La vie, l’œuvre, le caractère d’Ingres se présentent avec une parfaite cohérence, et à quatre-vingt-neuf ans, Ingres put mourir avec l’orgueilleuse certitude de ne s’être jamais contredit. Cependant, il a fallu la fin de la peinture romantique, la déchéance misérable de l’art académique et l’évolution de l’impressionnisme pour permettre à la critique contemporaine d’apercevoir nettement le sens et les conséquences de l’œuvre d’Ingres.

En opposant, avec violence et illogisme, l’art et l’es-thétique d’Ingres à l’art et à l’esthétique de Delacroix, la critique a commis une erreur qui a profité à l’académisme. Si, au lieu de considérer Ingres comme un soutien de l’Ecole qu’attaquaient les romantiques, la critique l’avait considéré sous son véritable jour, elle aurait reconnu que le réalisme d’Ingres était aussi ennemi de l’Ecole que le romantisme de Delacroix, et, au lieu d’opposer deux maîtres, elle les aurait réunis dans une même condamnation de la peinture officielle.

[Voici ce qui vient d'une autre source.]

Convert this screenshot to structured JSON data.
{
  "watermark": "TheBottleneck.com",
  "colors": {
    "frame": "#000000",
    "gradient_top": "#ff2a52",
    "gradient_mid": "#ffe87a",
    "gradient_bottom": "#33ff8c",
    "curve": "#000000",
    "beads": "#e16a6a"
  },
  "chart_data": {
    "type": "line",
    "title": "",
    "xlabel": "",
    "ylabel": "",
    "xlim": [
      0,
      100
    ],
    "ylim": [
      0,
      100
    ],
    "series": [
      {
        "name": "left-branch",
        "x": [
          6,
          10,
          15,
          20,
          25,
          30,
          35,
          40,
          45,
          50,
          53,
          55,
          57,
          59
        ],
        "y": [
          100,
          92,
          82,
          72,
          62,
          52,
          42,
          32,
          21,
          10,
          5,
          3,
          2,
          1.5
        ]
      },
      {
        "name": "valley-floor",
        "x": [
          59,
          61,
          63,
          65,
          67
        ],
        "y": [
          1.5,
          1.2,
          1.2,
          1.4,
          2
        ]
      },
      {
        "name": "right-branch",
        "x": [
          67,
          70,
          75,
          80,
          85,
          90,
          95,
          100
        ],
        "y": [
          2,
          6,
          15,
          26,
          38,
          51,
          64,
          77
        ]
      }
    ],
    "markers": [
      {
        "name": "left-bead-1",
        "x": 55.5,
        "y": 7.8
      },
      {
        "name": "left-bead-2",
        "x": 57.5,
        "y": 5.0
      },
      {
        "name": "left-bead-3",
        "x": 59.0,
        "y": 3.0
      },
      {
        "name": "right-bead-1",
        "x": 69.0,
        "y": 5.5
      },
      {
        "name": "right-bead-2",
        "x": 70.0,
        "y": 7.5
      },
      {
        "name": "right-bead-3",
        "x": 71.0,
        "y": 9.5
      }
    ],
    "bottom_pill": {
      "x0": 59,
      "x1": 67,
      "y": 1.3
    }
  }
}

Ingres, élève de David, prix de Rome en1801, bientôt détaché, au nom de la vérité et de la vie, du faux idéalisme néo-romain de David et de ses disciples, Ingres a été un isolé qui, dès les premières années du XIXe siècle, a songé à remonter aux Primitifs, qui passaient pour des barbares informes, afin de leur demander le secret du style et l’amour des formes et de la psychologie. Plus tard, il a été moins heureux en s’inspirant de Raphaël, erreur qui lui a été durement reprochée. Mais il faut compter Ingres parmi les précurseurs du réalisme moderne, par ses dessins qui font de lui l’Holbein français, et par certaines de ses peintures.

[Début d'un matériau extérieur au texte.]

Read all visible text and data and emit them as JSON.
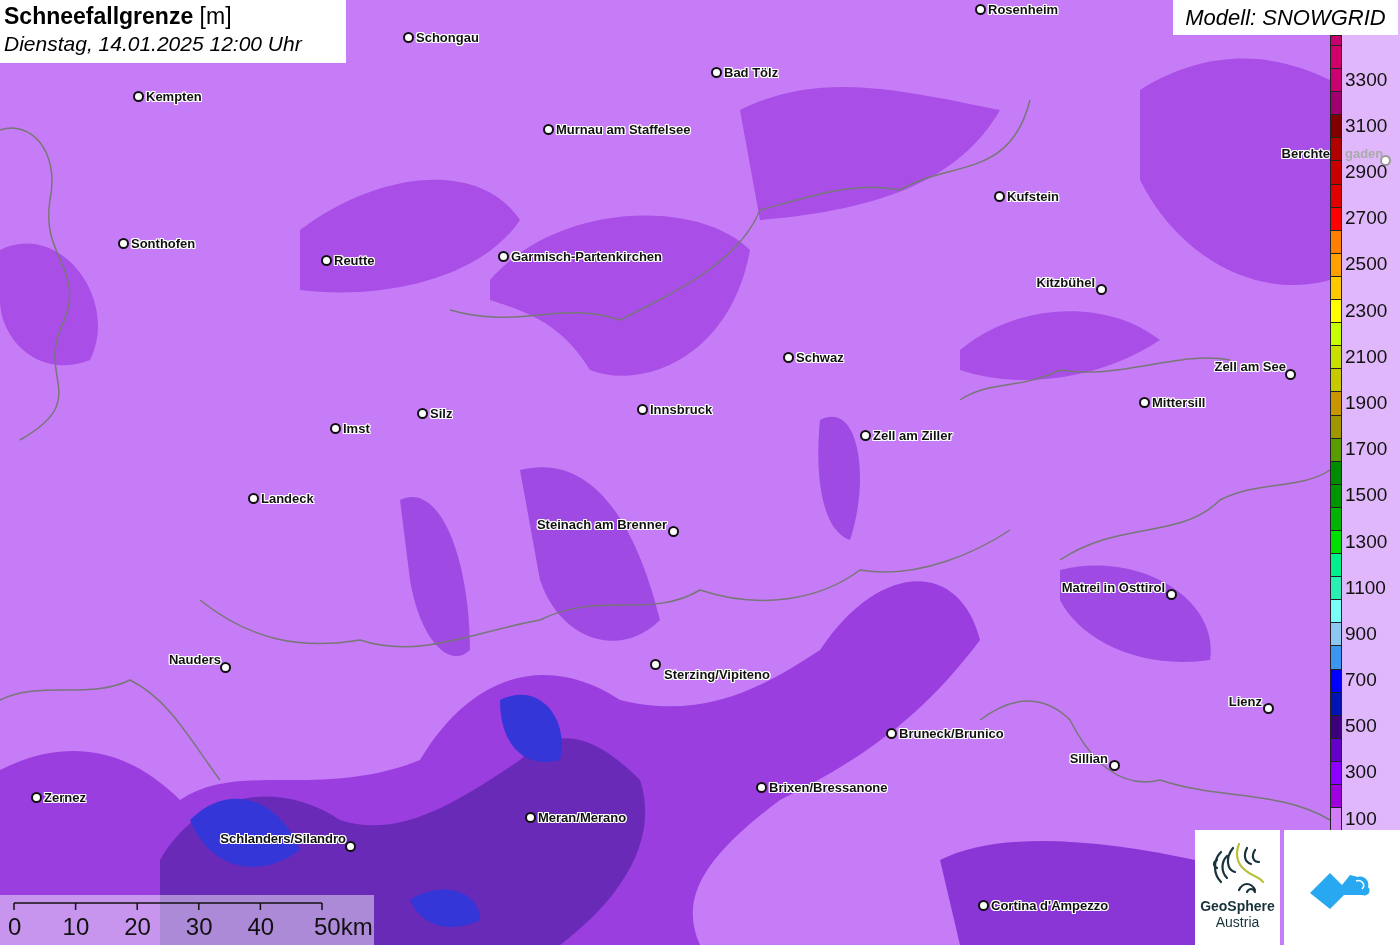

Manet nous a aidés à comprendre Ingres. Sa vie artistique, toute remplie par la lutte contre la fausse habileté technique de l’Ecole, a été le recommencement de la lutte d’Ingres contre les principes de David. Mais l’effort d’Ingres avait été entravé par les admirateurs de Delacroix, et Manet a pu aller plus loin et forcer l’obstacle. Malgré d’incontestables et inévitables différences, les conceptions de Manet et d’Ingres se ressemblent et même leurs œuvres, si l’on veut bien considérer séparément les morceaux de vie pure et simple d’Ingres (ses vrais chefs-d’œuvre) et ses compositions raphaélesques. A la fin de sa vie Ingres devina avec sympathie ce que voulaient Manet et ses amis, qui détestaient autant que lui le romantisme: et en effet, en face de l’Ecole et des romantiques, Manet continua Ingres.

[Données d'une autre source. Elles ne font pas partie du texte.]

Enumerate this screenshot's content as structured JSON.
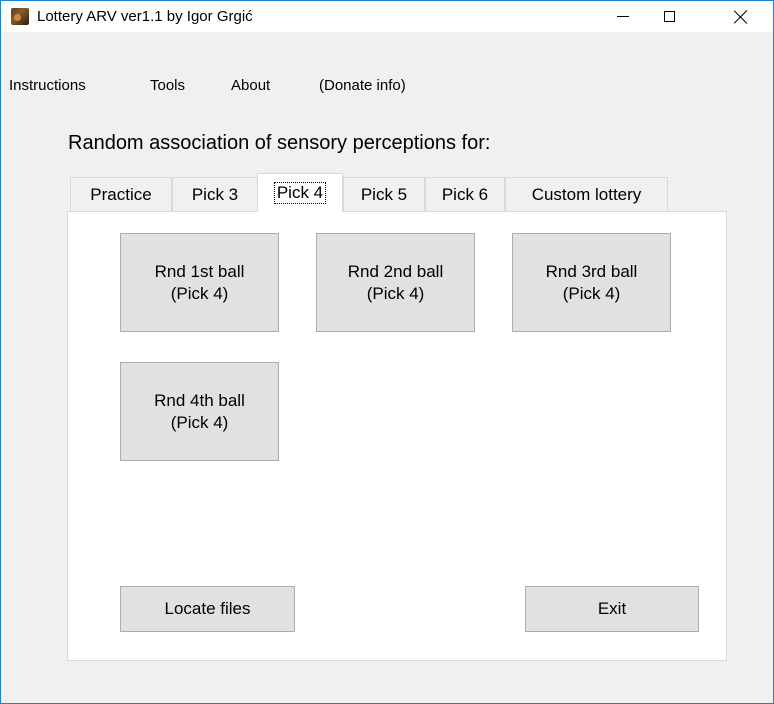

Nous voyons ces liens aujourd’hui. Mais à l’époque où l’on se bornait à opposer Ingres à Delacroix comme un poncif à un novateur, on ne pouvait ni apprécier le rôle très audacieux d’Ingres, songeant à Mantegna dans sa Francesca da Rimini en1819, ni surtout prévoir comment le génie de Delacroix reviendrait, par Delaroche, à la misérable peinture d’histoire de l’Ecole, tandis que le génie d’Ingres rendrait possibles Manet et Degas. On pouvait encore moins prévoir que Chassériau, puis Gustave Moreau, concilieraient à la fois Ingres et Delacroix, le coloris de l’un et la forme de l’autre, et que Puvis de Chavannes, issu visiblement de Chassériau dans ses fresques, remonterait par lui à la Stratonice d’Ingres puis aux Primitifs. On ne pouvait pas non plus supposer que le Jupiter et Thétis de1811inspirerait Gustave Moreau d’une façon frappante, et serait en même temps le premier tableau préraphaélite, le tableau qui, avec le Roger délivrant Angélique, donnerait l’exemple à Rossetti, à Holman Hunt, à Burne-Jones, et même à Boecklin peut-être, dans la recherche d’une peinture mythique, héroïque, légendaire et stylisée. On ne pouvait imaginer qu’un jour l’Olympia, de Manet, placée au Louvre en face de l’Odalisque, affirmerait une parenté, comme le portrait de Mme Rivière y appellerait la comparaison avec les merveilleux portraits de Degas. En un mot, on n’eût pas crû possible que le classique Ingres évoquerait aussi les noms de grands artistes tous ennemis de l’Ecole académique. Et, cependant, c’est la vérité.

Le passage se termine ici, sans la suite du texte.